On Saturday, the last day of the festival, the audience will have the opportunity to see the live-action short White People by the director Našek Križnar from 1970, followed by the full-length documentary Pumpkin on the Hot Roof of the World by the directors Nejc Saje and Jeffrey Young. The film is an inspiring portrait of the extraordinary poet Tomaž Šalamun, who lived for art and tirelessly kept lighting the spark of creativity in others. For more than fifty years, he was fully committed to his art, sometimes at a high price. His verse, charisma, and heartfelt support for poets made him revered all around the world, especially in the United States of America, but his private life was marked by many struggles and refusals to compromise. In 2019, the film received the Vesna Award for Special Achievements at the Festival of Slovenian Film.
At 8 p.m., the live-action short ’91 by the director Luka Štigl and the feature film Deadlock by the director Vinko Möderndorfer will be screened. Deadlock had its world premiere in the main competition programme of the 49th International Film Festival FEST in Belgrade. It tells the story of an encounter between two married couples from the opposite ends of the social scale, which, at first glance, seem to have nothing in common. However, an accident and a tragic event bring these people together fatefully in a single night and most likely until the rest of their lives. Starring Mirjam Korbar, who won the “Tree of Love” Award for Best Actress at the 15th Mostar Film Festival, Peter Musevski, Uroš Fürst, and Barbara Cerar. Co-starring Ivo Ban, Klemen Kovačič, Mila Fürst, Benjamin Krnetić, Igor Žužek, Branko Završan, and others.
Even before the official beginning of the Days of Slovenian Film in Belgrade – on Monday, 6 December – it was possible to watch the following experimental documentary shorts: You Can’t Automate Me by Katarina Jazbec, Swan by Evelin Bizjak, Neja Rakušček, Monika Rusak, Ružica Anja Tadić, and Tjaša Tomc, Workers Are Leaving the Factory by Neja Tomšič, Framing Sutherland by Matjaž Jamnik and Gaja Naja Rojec, Ash Dust by Aljoša Nikolič, and Intrusion by Matevž Jerman and Niko Novak. At 8 p.m., the live-action shorts Sudden Gust of Wind by Davor Kral, Autumn Hay by Lana Bregar, and ’91 by Luka Štigl were screened.
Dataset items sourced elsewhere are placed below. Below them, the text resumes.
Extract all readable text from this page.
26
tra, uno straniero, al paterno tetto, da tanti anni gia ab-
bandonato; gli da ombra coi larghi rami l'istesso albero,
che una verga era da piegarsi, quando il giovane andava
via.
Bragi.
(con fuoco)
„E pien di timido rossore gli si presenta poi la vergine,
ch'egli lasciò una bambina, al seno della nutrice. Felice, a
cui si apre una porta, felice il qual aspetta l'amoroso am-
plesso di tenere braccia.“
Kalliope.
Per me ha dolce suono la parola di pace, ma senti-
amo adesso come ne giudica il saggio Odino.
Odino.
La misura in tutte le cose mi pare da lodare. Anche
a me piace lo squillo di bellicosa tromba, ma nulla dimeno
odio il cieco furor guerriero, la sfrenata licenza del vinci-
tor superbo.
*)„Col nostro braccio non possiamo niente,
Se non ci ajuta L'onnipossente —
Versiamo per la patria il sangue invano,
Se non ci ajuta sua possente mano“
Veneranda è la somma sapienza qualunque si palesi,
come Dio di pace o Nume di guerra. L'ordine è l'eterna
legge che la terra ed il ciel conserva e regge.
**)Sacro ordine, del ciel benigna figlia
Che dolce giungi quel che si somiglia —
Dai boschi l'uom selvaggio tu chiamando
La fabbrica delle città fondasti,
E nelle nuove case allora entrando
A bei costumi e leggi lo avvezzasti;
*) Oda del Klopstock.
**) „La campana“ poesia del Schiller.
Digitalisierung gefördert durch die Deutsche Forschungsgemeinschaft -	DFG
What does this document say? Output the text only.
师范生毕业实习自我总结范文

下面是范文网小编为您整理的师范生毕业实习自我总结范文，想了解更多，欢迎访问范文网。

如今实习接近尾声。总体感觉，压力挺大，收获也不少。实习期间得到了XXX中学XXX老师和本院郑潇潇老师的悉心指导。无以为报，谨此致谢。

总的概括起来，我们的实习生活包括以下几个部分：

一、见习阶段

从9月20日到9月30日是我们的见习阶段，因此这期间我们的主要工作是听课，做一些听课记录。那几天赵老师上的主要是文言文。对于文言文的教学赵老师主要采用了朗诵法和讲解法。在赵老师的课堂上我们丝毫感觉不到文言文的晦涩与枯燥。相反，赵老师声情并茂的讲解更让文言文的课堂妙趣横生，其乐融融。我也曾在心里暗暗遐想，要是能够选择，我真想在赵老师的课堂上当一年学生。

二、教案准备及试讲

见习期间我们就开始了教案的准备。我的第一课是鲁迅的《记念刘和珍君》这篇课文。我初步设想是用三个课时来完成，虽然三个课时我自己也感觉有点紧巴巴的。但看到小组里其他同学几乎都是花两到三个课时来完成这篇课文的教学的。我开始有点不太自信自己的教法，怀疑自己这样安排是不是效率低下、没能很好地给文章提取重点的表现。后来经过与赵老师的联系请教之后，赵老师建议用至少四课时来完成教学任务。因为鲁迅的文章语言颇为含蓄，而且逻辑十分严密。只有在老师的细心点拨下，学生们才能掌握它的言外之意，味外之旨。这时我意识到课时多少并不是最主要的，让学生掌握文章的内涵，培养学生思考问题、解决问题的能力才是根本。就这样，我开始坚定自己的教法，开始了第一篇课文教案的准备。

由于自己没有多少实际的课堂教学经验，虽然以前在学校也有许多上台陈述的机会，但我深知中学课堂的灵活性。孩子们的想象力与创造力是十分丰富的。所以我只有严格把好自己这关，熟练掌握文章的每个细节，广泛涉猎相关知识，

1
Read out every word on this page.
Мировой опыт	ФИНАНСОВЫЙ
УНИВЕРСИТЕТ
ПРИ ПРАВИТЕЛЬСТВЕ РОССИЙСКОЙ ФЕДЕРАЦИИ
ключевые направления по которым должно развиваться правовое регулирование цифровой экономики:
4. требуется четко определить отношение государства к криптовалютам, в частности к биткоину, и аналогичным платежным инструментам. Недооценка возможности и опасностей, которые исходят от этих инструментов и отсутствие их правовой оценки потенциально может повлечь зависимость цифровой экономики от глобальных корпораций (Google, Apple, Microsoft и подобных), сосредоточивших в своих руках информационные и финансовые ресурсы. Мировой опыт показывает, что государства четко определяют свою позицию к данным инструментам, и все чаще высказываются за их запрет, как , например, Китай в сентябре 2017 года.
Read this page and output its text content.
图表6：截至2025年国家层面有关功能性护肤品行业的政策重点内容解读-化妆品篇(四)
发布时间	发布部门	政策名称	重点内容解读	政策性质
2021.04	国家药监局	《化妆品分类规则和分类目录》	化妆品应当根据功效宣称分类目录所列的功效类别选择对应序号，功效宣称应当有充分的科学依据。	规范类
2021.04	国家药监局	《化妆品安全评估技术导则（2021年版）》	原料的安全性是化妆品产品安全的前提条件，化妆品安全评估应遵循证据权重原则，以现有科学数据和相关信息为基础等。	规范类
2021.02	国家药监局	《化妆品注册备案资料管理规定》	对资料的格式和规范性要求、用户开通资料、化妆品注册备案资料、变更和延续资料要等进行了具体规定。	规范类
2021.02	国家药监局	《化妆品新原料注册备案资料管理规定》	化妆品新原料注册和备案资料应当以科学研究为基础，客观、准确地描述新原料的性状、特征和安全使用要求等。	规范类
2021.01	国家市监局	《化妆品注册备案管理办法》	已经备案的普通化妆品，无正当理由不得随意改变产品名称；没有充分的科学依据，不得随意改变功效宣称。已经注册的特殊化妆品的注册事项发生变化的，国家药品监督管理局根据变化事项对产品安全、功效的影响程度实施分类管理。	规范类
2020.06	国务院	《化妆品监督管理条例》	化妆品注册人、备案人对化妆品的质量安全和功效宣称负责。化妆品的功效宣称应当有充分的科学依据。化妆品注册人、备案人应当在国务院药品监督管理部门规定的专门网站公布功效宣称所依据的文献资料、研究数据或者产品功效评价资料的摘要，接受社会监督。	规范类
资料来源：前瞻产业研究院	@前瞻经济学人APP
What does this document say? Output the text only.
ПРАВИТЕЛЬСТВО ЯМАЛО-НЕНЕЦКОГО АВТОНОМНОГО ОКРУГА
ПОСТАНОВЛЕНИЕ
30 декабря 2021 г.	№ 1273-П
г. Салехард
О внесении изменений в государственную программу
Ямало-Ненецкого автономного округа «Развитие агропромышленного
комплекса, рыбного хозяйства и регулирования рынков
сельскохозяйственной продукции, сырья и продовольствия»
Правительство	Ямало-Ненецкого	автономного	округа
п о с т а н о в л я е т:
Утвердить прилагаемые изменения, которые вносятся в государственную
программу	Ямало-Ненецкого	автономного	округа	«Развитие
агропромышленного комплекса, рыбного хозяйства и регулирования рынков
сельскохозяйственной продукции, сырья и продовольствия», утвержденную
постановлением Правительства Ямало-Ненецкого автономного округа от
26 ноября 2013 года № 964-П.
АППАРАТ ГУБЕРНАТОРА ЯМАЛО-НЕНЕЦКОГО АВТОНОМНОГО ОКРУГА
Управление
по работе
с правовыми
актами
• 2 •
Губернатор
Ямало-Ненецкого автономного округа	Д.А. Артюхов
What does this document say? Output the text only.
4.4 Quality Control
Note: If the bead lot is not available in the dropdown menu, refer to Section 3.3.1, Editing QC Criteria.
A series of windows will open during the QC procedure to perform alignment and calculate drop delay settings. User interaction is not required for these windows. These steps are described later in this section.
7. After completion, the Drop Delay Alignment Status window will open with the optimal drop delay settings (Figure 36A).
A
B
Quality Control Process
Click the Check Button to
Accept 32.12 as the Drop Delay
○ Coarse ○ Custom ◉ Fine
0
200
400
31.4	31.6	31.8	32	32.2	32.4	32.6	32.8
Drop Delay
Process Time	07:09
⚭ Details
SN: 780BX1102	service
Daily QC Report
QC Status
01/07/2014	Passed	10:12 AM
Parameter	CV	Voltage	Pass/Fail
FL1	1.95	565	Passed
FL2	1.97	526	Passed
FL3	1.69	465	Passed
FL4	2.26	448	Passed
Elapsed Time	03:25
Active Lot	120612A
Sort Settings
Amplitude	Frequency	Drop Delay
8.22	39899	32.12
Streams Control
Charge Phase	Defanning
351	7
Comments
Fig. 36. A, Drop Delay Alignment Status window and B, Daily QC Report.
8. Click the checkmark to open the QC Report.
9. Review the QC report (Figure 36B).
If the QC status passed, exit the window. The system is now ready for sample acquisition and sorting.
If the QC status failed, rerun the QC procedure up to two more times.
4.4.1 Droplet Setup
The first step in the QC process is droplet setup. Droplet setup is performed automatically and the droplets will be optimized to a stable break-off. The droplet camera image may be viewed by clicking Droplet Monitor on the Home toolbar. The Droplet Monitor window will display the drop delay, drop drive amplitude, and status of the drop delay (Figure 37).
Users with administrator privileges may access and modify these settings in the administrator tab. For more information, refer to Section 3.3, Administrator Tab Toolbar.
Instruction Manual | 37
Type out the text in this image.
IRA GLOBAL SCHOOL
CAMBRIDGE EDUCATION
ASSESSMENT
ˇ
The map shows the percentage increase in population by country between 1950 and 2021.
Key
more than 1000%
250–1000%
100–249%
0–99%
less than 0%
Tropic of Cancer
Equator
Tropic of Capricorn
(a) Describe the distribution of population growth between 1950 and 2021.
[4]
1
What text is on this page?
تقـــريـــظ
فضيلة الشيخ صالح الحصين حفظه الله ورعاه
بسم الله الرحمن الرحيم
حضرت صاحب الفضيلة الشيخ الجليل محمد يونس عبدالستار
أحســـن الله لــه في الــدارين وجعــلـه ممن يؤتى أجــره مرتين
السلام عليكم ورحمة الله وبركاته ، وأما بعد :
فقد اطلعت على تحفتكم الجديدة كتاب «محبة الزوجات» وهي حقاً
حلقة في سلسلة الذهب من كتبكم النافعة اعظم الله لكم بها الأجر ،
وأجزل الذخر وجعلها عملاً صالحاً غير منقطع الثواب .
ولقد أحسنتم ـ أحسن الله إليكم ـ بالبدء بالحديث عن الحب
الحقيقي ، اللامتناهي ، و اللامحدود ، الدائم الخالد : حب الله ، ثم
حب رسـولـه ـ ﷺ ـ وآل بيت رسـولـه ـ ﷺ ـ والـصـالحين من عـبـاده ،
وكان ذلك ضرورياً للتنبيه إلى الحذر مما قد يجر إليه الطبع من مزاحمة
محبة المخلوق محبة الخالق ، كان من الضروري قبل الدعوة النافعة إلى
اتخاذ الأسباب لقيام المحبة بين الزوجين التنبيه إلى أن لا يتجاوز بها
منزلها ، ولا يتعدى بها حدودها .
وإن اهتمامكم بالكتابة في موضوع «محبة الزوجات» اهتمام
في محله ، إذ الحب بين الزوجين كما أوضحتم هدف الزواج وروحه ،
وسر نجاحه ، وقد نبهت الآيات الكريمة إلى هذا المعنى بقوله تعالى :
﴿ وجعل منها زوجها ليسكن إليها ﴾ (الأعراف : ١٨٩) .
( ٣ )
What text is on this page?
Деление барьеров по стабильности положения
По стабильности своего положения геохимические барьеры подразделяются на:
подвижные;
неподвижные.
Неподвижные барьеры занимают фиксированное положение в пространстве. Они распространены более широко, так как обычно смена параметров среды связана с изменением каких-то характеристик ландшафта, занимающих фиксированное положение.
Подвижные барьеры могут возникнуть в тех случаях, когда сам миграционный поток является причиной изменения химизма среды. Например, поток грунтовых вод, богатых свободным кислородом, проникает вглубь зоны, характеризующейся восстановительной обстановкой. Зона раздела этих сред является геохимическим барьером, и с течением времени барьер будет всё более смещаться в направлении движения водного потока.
The Days of Slovenian Film are organised by the Sava Society (association of Slovenians in Belgrade) and sponsored by the Ministry of Culture and Information of the Republic of Serbia, the Office of the Government of the Republic of Slovenia for Slovenians Abroad, the Ministry of Foreign Affairs of the Republic of Slovenia, the National Council of the Slovenian National Minority, the Slovenian Film Centre, and the Yugoslav Cinematheque.